According to the VFW write-up, he was a member of “a Special Forces.” There is also an extra space in between “a” and “Special.” Makes me wonder if someone didn’t have some sort of hesitation or some sort of last-second change at the VFW. As for the obit, I ask of the person who wrote it, were you not proud of your loved one’s service? And for whose benefit did you embellish the record? Let me suggest an answer: your own benefit.

Thunderstixx

I have been meeting Vietnam Veterans for years at the VA and in other places and have determined that there were no clerks, truck drivers, electronic technicians, cooks, nurses, medics or anything other than Specops operators in Vietnam !!!
They all were in Laos or Cambodia and Thailand and one guy even told me that he was downtown Hanoi during Operation Linebacker calling in air strikes so the B-52’s didn’t get shot down…
I believe that it was General Schwarzkopf that said that about all 10,000 of them.
I know that I have all of that many too !!!

Beretverde

Another phony phuck…busted via obituary.

Common Sense

These guys are such a contrast to my dad. He served in the ASA in Japan (where I and my sister were born) from 1960 – 64. He didn’t even tell us that much until about a year ago, when my son was back from BMT and tech school and my daughter was about to leave for the same. We tease him that he was a spy 🙂

He never wanted to be identified as a vet or collect any benefits. Talk about a quiet professional!
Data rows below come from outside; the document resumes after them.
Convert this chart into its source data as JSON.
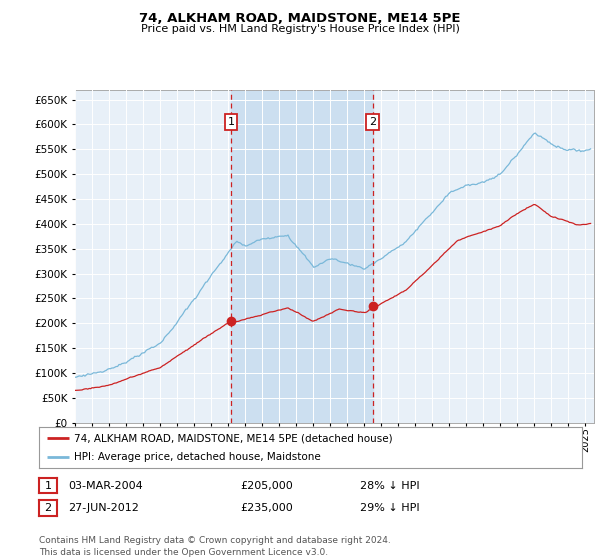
{
  "title": "74, ALKHAM ROAD, MAIDSTONE, ME14 5PE",
  "subtitle": "Price paid vs. HM Land Registry's House Price Index (HPI)",
  "hpi_color": "#7ab8d9",
  "price_color": "#cc2222",
  "background_color": "#ffffff",
  "plot_bg_color": "#e8f0f8",
  "grid_color": "#ffffff",
  "shade_color": "#ccdff0",
  "ylim": [
    0,
    670000
  ],
  "yticks": [
    0,
    50000,
    100000,
    150000,
    200000,
    250000,
    300000,
    350000,
    400000,
    450000,
    500000,
    550000,
    600000,
    650000
  ],
  "xlim_start": 1995.0,
  "xlim_end": 2025.5,
  "sale1_x": 2004.17,
  "sale1_y": 205000,
  "sale2_x": 2012.49,
  "sale2_y": 235000,
  "sale1_date": "03-MAR-2004",
  "sale1_price": "£205,000",
  "sale1_hpi": "28% ↓ HPI",
  "sale2_date": "27-JUN-2012",
  "sale2_price": "£235,000",
  "sale2_hpi": "29% ↓ HPI",
  "legend_line1": "74, ALKHAM ROAD, MAIDSTONE, ME14 5PE (detached house)",
  "legend_line2": "HPI: Average price, detached house, Maidstone",
  "footer": "Contains HM Land Registry data © Crown copyright and database right 2024.\nThis data is licensed under the Open Government Licence v3.0."
}
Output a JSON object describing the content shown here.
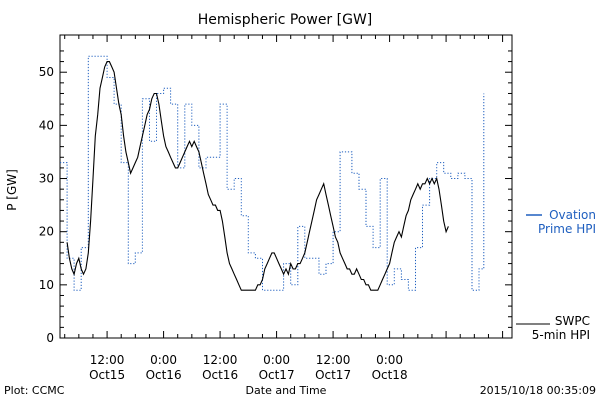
{
  "chart_data": {
    "type": "line",
    "title": "Hemispheric Power [GW]",
    "ylabel": "P [GW]",
    "xlabel": "Date and Time",
    "ylim": [
      0,
      57
    ],
    "xlim_hours": [
      -22,
      74
    ],
    "y_ticks": [
      0,
      10,
      20,
      30,
      40,
      50
    ],
    "x_ticks": [
      {
        "label": [
          "12:00",
          "Oct15"
        ]
      },
      {
        "label": [
          "0:00",
          "Oct16"
        ]
      },
      {
        "label": [
          "12:00",
          "Oct16"
        ]
      },
      {
        "label": [
          "0:00",
          "Oct17"
        ]
      },
      {
        "label": [
          "12:00",
          "Oct17"
        ]
      },
      {
        "label": [
          "0:00",
          "Oct18"
        ]
      }
    ],
    "grid": false,
    "series": [
      {
        "name": "Ovation Prime HPI",
        "legend_lines": [
          "Ovation",
          "Prime HPI"
        ],
        "color": "#1f5fbf",
        "style": "dotted-step",
        "values": [
          [
            -22,
            33
          ],
          [
            -20.5,
            33
          ],
          [
            -20.5,
            15
          ],
          [
            -19,
            15
          ],
          [
            -19,
            9
          ],
          [
            -17.5,
            9
          ],
          [
            -17.5,
            17
          ],
          [
            -16,
            17
          ],
          [
            -16,
            53
          ],
          [
            -12,
            53
          ],
          [
            -12,
            49
          ],
          [
            -10.5,
            49
          ],
          [
            -10.5,
            44
          ],
          [
            -9,
            44
          ],
          [
            -9,
            33
          ],
          [
            -7.5,
            33
          ],
          [
            -7.5,
            14
          ],
          [
            -6,
            14
          ],
          [
            -6,
            16
          ],
          [
            -4.5,
            16
          ],
          [
            -4.5,
            45
          ],
          [
            -3,
            45
          ],
          [
            -3,
            37
          ],
          [
            -1.5,
            37
          ],
          [
            -1.5,
            46
          ],
          [
            0,
            46
          ],
          [
            0,
            47
          ],
          [
            1.5,
            47
          ],
          [
            1.5,
            44
          ],
          [
            3,
            44
          ],
          [
            3,
            32
          ],
          [
            4.5,
            32
          ],
          [
            4.5,
            44
          ],
          [
            6,
            44
          ],
          [
            6,
            40
          ],
          [
            7.5,
            40
          ],
          [
            7.5,
            32
          ],
          [
            9,
            32
          ],
          [
            9,
            34
          ],
          [
            10.5,
            34
          ],
          [
            10.5,
            34
          ],
          [
            12,
            34
          ],
          [
            12,
            44
          ],
          [
            13.5,
            44
          ],
          [
            13.5,
            28
          ],
          [
            15,
            28
          ],
          [
            15,
            30
          ],
          [
            16.5,
            30
          ],
          [
            16.5,
            23
          ],
          [
            18,
            23
          ],
          [
            18,
            16
          ],
          [
            19.5,
            16
          ],
          [
            19.5,
            15
          ],
          [
            21,
            15
          ],
          [
            21,
            9
          ],
          [
            22.5,
            9
          ],
          [
            22.5,
            9
          ],
          [
            24,
            9
          ],
          [
            24,
            9
          ],
          [
            25.5,
            9
          ],
          [
            25.5,
            14
          ],
          [
            27,
            14
          ],
          [
            27,
            10
          ],
          [
            28.5,
            10
          ],
          [
            28.5,
            21
          ],
          [
            30,
            21
          ],
          [
            30,
            15
          ],
          [
            31.5,
            15
          ],
          [
            31.5,
            15
          ],
          [
            33,
            15
          ],
          [
            33,
            12
          ],
          [
            34.5,
            12
          ],
          [
            34.5,
            14
          ],
          [
            36,
            14
          ],
          [
            36,
            20
          ],
          [
            37.5,
            20
          ],
          [
            37.5,
            35
          ],
          [
            40,
            35
          ],
          [
            40,
            31
          ],
          [
            41.5,
            31
          ],
          [
            41.5,
            28
          ],
          [
            43,
            28
          ],
          [
            43,
            21
          ],
          [
            44.5,
            21
          ],
          [
            44.5,
            17
          ],
          [
            46,
            17
          ],
          [
            46,
            30
          ],
          [
            47.5,
            30
          ],
          [
            47.5,
            10
          ],
          [
            49,
            10
          ],
          [
            49,
            13
          ],
          [
            50.5,
            13
          ],
          [
            50.5,
            11
          ],
          [
            52,
            11
          ],
          [
            52,
            9
          ],
          [
            53.5,
            9
          ],
          [
            53.5,
            17
          ],
          [
            55,
            17
          ],
          [
            55,
            25
          ],
          [
            56.5,
            25
          ],
          [
            56.5,
            30
          ],
          [
            58,
            30
          ],
          [
            58,
            33
          ],
          [
            59.5,
            33
          ],
          [
            59.5,
            31
          ],
          [
            61,
            31
          ],
          [
            61,
            30
          ],
          [
            62.5,
            30
          ],
          [
            62.5,
            31
          ],
          [
            64,
            31
          ],
          [
            64,
            30
          ],
          [
            65.5,
            30
          ],
          [
            65.5,
            9
          ],
          [
            67,
            9
          ],
          [
            67,
            13
          ],
          [
            68,
            13
          ],
          [
            68,
            46
          ]
        ]
      },
      {
        "name": "SWPC 5-min HPI",
        "legend_lines": [
          "SWPC",
          "5-min HPI"
        ],
        "color": "#000000",
        "style": "solid",
        "values": [
          [
            -20.5,
            18
          ],
          [
            -20,
            15
          ],
          [
            -19.5,
            13
          ],
          [
            -19,
            12
          ],
          [
            -18.5,
            14
          ],
          [
            -18,
            15
          ],
          [
            -17.5,
            13
          ],
          [
            -17,
            12
          ],
          [
            -16.5,
            13
          ],
          [
            -16,
            16
          ],
          [
            -15.5,
            22
          ],
          [
            -15,
            30
          ],
          [
            -14.5,
            38
          ],
          [
            -14,
            42
          ],
          [
            -13.5,
            47
          ],
          [
            -13,
            49
          ],
          [
            -12.5,
            51
          ],
          [
            -12,
            52
          ],
          [
            -11.5,
            52
          ],
          [
            -11,
            51
          ],
          [
            -10.5,
            50
          ],
          [
            -10,
            47
          ],
          [
            -9.5,
            44
          ],
          [
            -9,
            42
          ],
          [
            -8.5,
            38
          ],
          [
            -8,
            35
          ],
          [
            -7.5,
            33
          ],
          [
            -7,
            31
          ],
          [
            -6.5,
            32
          ],
          [
            -6,
            33
          ],
          [
            -5.5,
            34
          ],
          [
            -5,
            36
          ],
          [
            -4.5,
            38
          ],
          [
            -4,
            40
          ],
          [
            -3.5,
            42
          ],
          [
            -3,
            43
          ],
          [
            -2.5,
            45
          ],
          [
            -2,
            46
          ],
          [
            -1.5,
            46
          ],
          [
            -1,
            44
          ],
          [
            -0.5,
            41
          ],
          [
            0,
            38
          ],
          [
            0.5,
            36
          ],
          [
            1,
            35
          ],
          [
            1.5,
            34
          ],
          [
            2,
            33
          ],
          [
            2.5,
            32
          ],
          [
            3,
            32
          ],
          [
            3.5,
            33
          ],
          [
            4,
            34
          ],
          [
            4.5,
            35
          ],
          [
            5,
            36
          ],
          [
            5.5,
            37
          ],
          [
            6,
            36
          ],
          [
            6.5,
            37
          ],
          [
            7,
            36
          ],
          [
            7.5,
            35
          ],
          [
            8,
            33
          ],
          [
            8.5,
            31
          ],
          [
            9,
            29
          ],
          [
            9.5,
            27
          ],
          [
            10,
            26
          ],
          [
            10.5,
            25
          ],
          [
            11,
            25
          ],
          [
            11.5,
            24
          ],
          [
            12,
            24
          ],
          [
            12.5,
            22
          ],
          [
            13,
            19
          ],
          [
            13.5,
            16
          ],
          [
            14,
            14
          ],
          [
            14.5,
            13
          ],
          [
            15,
            12
          ],
          [
            15.5,
            11
          ],
          [
            16,
            10
          ],
          [
            16.5,
            9
          ],
          [
            17,
            9
          ],
          [
            17.5,
            9
          ],
          [
            18,
            9
          ],
          [
            18.5,
            9
          ],
          [
            19,
            9
          ],
          [
            19.5,
            9
          ],
          [
            20,
            10
          ],
          [
            20.5,
            10
          ],
          [
            21,
            11
          ],
          [
            21.5,
            13
          ],
          [
            22,
            14
          ],
          [
            22.5,
            15
          ],
          [
            23,
            16
          ],
          [
            23.5,
            16
          ],
          [
            24,
            15
          ],
          [
            24.5,
            14
          ],
          [
            25,
            13
          ],
          [
            25.5,
            12
          ],
          [
            26,
            13
          ],
          [
            26.5,
            12
          ],
          [
            27,
            14
          ],
          [
            27.5,
            13
          ],
          [
            28,
            13
          ],
          [
            28.5,
            14
          ],
          [
            29,
            14
          ],
          [
            29.5,
            15
          ],
          [
            30,
            16
          ],
          [
            30.5,
            18
          ],
          [
            31,
            20
          ],
          [
            31.5,
            22
          ],
          [
            32,
            24
          ],
          [
            32.5,
            26
          ],
          [
            33,
            27
          ],
          [
            33.5,
            28
          ],
          [
            34,
            29
          ],
          [
            34.5,
            27
          ],
          [
            35,
            25
          ],
          [
            35.5,
            23
          ],
          [
            36,
            21
          ],
          [
            36.5,
            19
          ],
          [
            37,
            18
          ],
          [
            37.5,
            16
          ],
          [
            38,
            15
          ],
          [
            38.5,
            14
          ],
          [
            39,
            13
          ],
          [
            39.5,
            13
          ],
          [
            40,
            12
          ],
          [
            40.5,
            12
          ],
          [
            41,
            13
          ],
          [
            41.5,
            12
          ],
          [
            42,
            11
          ],
          [
            42.5,
            11
          ],
          [
            43,
            10
          ],
          [
            43.5,
            10
          ],
          [
            44,
            9
          ],
          [
            44.5,
            9
          ],
          [
            45,
            9
          ],
          [
            45.5,
            9
          ],
          [
            46,
            10
          ],
          [
            46.5,
            11
          ],
          [
            47,
            12
          ],
          [
            47.5,
            13
          ],
          [
            48,
            14
          ],
          [
            48.5,
            16
          ],
          [
            49,
            18
          ],
          [
            49.5,
            19
          ],
          [
            50,
            20
          ],
          [
            50.5,
            19
          ],
          [
            51,
            21
          ],
          [
            51.5,
            23
          ],
          [
            52,
            24
          ],
          [
            52.5,
            26
          ],
          [
            53,
            27
          ],
          [
            53.5,
            28
          ],
          [
            54,
            29
          ],
          [
            54.5,
            28
          ],
          [
            55,
            29
          ],
          [
            55.5,
            29
          ],
          [
            56,
            30
          ],
          [
            56.5,
            29
          ],
          [
            57,
            30
          ],
          [
            57.5,
            29
          ],
          [
            58,
            30
          ],
          [
            58.5,
            28
          ],
          [
            59,
            25
          ],
          [
            59.5,
            22
          ],
          [
            60,
            20
          ],
          [
            60.5,
            21
          ]
        ]
      }
    ],
    "annotations": {
      "plot_credit": "Plot: CCMC",
      "timestamp": "2015/10/18 00:35:09"
    }
  }
}
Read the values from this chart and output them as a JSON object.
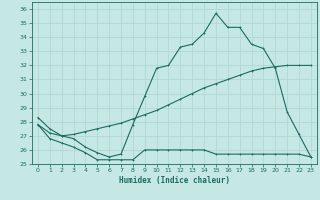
{
  "xlabel": "Humidex (Indice chaleur)",
  "bg_color": "#c5e8e5",
  "grid_color": "#b0d8d5",
  "line_color": "#1a6b60",
  "xlim": [
    -0.5,
    23.5
  ],
  "ylim": [
    25,
    36.5
  ],
  "yticks": [
    25,
    26,
    27,
    28,
    29,
    30,
    31,
    32,
    33,
    34,
    35,
    36
  ],
  "xticks": [
    0,
    1,
    2,
    3,
    4,
    5,
    6,
    7,
    8,
    9,
    10,
    11,
    12,
    13,
    14,
    15,
    16,
    17,
    18,
    19,
    20,
    21,
    22,
    23
  ],
  "line1_x": [
    0,
    1,
    2,
    3,
    4,
    5,
    6,
    7,
    8,
    9,
    10,
    11,
    12,
    13,
    14,
    15,
    16,
    17,
    18,
    19,
    20,
    21,
    22,
    23
  ],
  "line1_y": [
    27.8,
    26.8,
    26.5,
    26.2,
    25.8,
    25.3,
    25.3,
    25.3,
    25.3,
    26.0,
    26.0,
    26.0,
    26.0,
    26.0,
    26.0,
    25.7,
    25.7,
    25.7,
    25.7,
    25.7,
    25.7,
    25.7,
    25.7,
    25.5
  ],
  "line2_x": [
    0,
    1,
    2,
    3,
    4,
    5,
    6,
    7,
    8,
    9,
    10,
    11,
    12,
    13,
    14,
    15,
    16,
    17,
    18,
    19,
    20,
    21,
    22,
    23
  ],
  "line2_y": [
    27.8,
    27.2,
    27.0,
    27.1,
    27.3,
    27.5,
    27.7,
    27.9,
    28.2,
    28.5,
    28.8,
    29.2,
    29.6,
    30.0,
    30.4,
    30.7,
    31.0,
    31.3,
    31.6,
    31.8,
    31.9,
    32.0,
    32.0,
    32.0
  ],
  "line3_x": [
    0,
    1,
    2,
    3,
    4,
    5,
    6,
    7,
    8,
    9,
    10,
    11,
    12,
    13,
    14,
    15,
    16,
    17,
    18,
    19,
    20,
    21,
    22,
    23
  ],
  "line3_y": [
    28.3,
    27.5,
    27.0,
    26.8,
    26.2,
    25.8,
    25.5,
    25.7,
    27.8,
    29.8,
    31.8,
    32.0,
    33.3,
    33.5,
    34.3,
    35.7,
    34.7,
    34.7,
    33.5,
    33.2,
    31.8,
    28.7,
    27.1,
    25.5
  ]
}
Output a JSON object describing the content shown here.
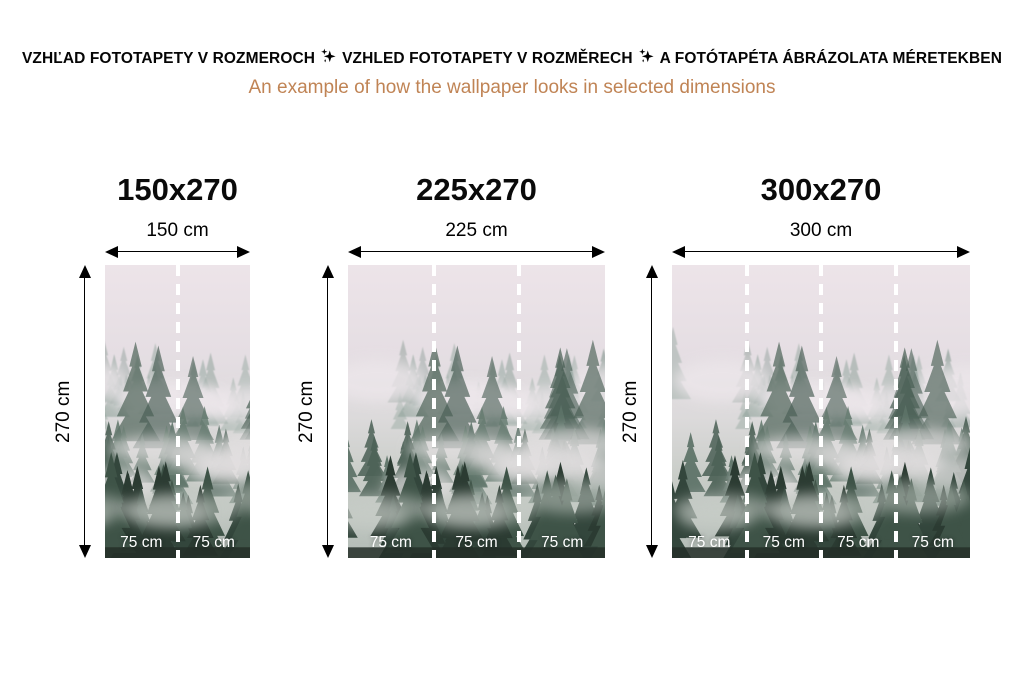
{
  "header": {
    "title_segments": [
      "VZHĽAD FOTOTAPETY V ROZMEROCH",
      "VZHLED FOTOTAPETY V ROZMĚRECH",
      "A FOTÓTAPÉTA ÁBRÁZOLATA MÉRETEKBEN"
    ],
    "separator_icon": "sparkle-icon",
    "subtitle": "An example of how the wallpaper looks in selected dimensions"
  },
  "colors": {
    "title_text": "#050505",
    "subtitle_text": "#c08455",
    "dimension_lines": "#000000",
    "panel_label_text": "#ffffff",
    "divider_dash": "#ffffff"
  },
  "figures": [
    {
      "size_label": "150x270",
      "width_label": "150 cm",
      "height_label": "270 cm",
      "panel_widths": [
        "75 cm",
        "75 cm"
      ],
      "image": "misty-forest-wallpaper"
    },
    {
      "size_label": "225x270",
      "width_label": "225 cm",
      "height_label": "270 cm",
      "panel_widths": [
        "75 cm",
        "75 cm",
        "75 cm"
      ],
      "image": "misty-forest-wallpaper"
    },
    {
      "size_label": "300x270",
      "width_label": "300 cm",
      "height_label": "270 cm",
      "panel_widths": [
        "75 cm",
        "75 cm",
        "75 cm",
        "75 cm"
      ],
      "image": "misty-forest-wallpaper"
    }
  ]
}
I can’t think of a single family member who exaggerated their service, or even talked about it much, unless asked directly.

Young Bud Fox

One of the private bankers I work with out of our Palm Beach office went into the Army after law school in the late ’60s. I asked him what he did. He said that he was a cook at Ft. Polk, did his time, and got out. I thanked him for not giving me a load of BS.